Do you know the answer to the question, “Why are sloths slow?” If not, you’re about to find out. Sloths are some of the slowest animals on earth, but there’s a good reason for that. Contrary to popular belief, it’s not because they’re lazy!
In this blog post, we will discuss the surprising truth about why sloths move so slowly and what benefits it has for them. Keep reading to learn more!
Sloths are medium-sized mammals that live in the Central and South American rainforests.
The sloth got its name from its slow movement, it is not lazy, just slow-moving. The sloth is the slowest mammal on Earth. In total, there are six species of sloth.
Sloths belong to the families ‘Megalonychidae’ and ‘Bradypodidae’, part of the order ‘Pilosa’. Most scientists call these two families the ‘Folivora’ suborder, while some call it ‘Phyllophaga’.
Why Do Sloths Move Slowly?
Moving slowly allows the sloth to avoid predators; they also have a slow digestion process so it can take a long time to convert food into energy. Sloth’s do not want to waste energy unnecessarily.
A sloths main forms of protection are its camouflage (greatly increased by the coating of algae growing on its fur) and it’s very slow movement. These adaptations make the sloth virtually disappear in the rainforest canopy.
In the trees sloths have good camouflage and moving slowly they do not attract attention. Only during their rare visits to ground level do they become vulnerable.
Some sloths have colonies of green algae encrusting their fur, both adding to the camouflage effect and providing some nutrients to the sloths, who lick the algae during grooming. Sloth fur exhibits specialized functions. The outer hairs grow in a direction opposite from that of other mammals.
The main predators of sloths are the jaguar, the harpy eagle and humans.
The majority of sloth deaths in Costa Rica are from contact with electrical lines and from poachers. Their claws also provide a further unexpected deterrent to human hunters – when hanging upside-down in a tree they are held in place by the claws themselves and often do not fall down even if shot from below.
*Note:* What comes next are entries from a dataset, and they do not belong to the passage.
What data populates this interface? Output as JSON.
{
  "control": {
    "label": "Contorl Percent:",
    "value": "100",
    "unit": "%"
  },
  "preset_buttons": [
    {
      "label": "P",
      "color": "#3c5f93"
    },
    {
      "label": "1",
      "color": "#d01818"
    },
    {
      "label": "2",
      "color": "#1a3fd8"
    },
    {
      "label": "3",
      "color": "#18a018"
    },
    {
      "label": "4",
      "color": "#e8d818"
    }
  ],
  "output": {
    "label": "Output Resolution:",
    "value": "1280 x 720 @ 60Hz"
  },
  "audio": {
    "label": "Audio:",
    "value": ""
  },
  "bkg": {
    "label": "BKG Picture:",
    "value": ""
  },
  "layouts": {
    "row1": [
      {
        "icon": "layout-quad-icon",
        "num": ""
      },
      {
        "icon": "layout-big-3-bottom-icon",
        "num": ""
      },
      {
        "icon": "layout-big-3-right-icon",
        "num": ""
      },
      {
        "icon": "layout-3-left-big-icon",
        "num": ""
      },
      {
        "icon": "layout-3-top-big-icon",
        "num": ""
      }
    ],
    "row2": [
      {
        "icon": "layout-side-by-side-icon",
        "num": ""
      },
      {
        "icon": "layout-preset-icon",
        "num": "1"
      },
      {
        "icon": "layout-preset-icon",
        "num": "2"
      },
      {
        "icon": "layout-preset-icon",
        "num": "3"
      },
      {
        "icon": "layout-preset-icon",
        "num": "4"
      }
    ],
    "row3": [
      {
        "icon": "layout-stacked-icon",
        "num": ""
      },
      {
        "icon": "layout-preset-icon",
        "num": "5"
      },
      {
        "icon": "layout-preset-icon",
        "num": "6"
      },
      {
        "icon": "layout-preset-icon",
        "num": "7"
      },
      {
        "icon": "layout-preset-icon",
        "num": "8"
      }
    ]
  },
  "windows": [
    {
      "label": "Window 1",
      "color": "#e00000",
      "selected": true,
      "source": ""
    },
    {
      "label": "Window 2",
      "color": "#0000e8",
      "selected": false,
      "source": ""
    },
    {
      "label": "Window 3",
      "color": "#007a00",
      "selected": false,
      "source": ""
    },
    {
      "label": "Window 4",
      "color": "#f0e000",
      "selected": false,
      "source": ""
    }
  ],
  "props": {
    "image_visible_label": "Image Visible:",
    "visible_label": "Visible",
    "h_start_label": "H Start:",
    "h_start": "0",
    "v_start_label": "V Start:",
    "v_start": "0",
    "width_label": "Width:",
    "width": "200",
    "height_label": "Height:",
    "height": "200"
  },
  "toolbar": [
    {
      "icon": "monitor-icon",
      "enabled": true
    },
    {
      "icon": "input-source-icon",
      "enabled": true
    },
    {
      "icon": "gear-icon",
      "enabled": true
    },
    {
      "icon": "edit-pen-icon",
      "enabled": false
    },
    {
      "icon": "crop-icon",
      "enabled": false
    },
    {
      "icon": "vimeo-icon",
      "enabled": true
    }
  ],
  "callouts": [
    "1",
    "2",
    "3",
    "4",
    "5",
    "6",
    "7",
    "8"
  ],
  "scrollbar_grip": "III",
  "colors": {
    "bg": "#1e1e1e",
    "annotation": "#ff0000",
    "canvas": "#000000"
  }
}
Sloths have very large, specialized, slow-acting stomachs with multiple compartments in which symbiotic (the living together of two dissimilar organisms) bacteria break down the tough leaves.
Sloths are omnivores. They may eat insects, small lizards and carrion, however, their diet consists mostly of buds, tender shoots and leaves (including leaves from the cecropia tree). It used to be thought that they ate mostly cecropia leaves because they were often spotted in cecropia trees. It turns out that they also live in many other trees, but are not spotted there as easily as in cecropia trees.
Sloths have a low metabolic rate and a low body temperature (91° Fahrenheit). This keeps their food and water needs to a minimum. They have small molars which they use to chew up their leafy food. Their stomach has many separate compartments that are used to digest the tough cellulose (a component of plant material that they eat).
As much as two-thirds of a well fed sloths body weight consists of the contents of its stomach and the digestive process can take as long as a month or more to complete. Even so, leaves provide little energy and they deal with this by a range of economy measures.
They have very low metabolic rates (less than half of that expected for a creature of their size) and maintain low body temperatures when active (30 to 34 degrees Celsius or 86 to 93 degrees Fahrenheit) and still lower temperatures when resting.
Sloths move only when necessary and even then very slowly. They have about half as much muscle tissue as other animals of similar weight. They can move at a marginally higher speed if they are in immediate danger from a predator (4.5 metres (15 feet) per minute), but they burn large amounts of energy doing so.
Of the six species, only one, the Maned Three-toed Sloth, has a classification of ‘endangered’ at present. The ongoing destruction of South America’s forests, however, may soon prove a threat to the others.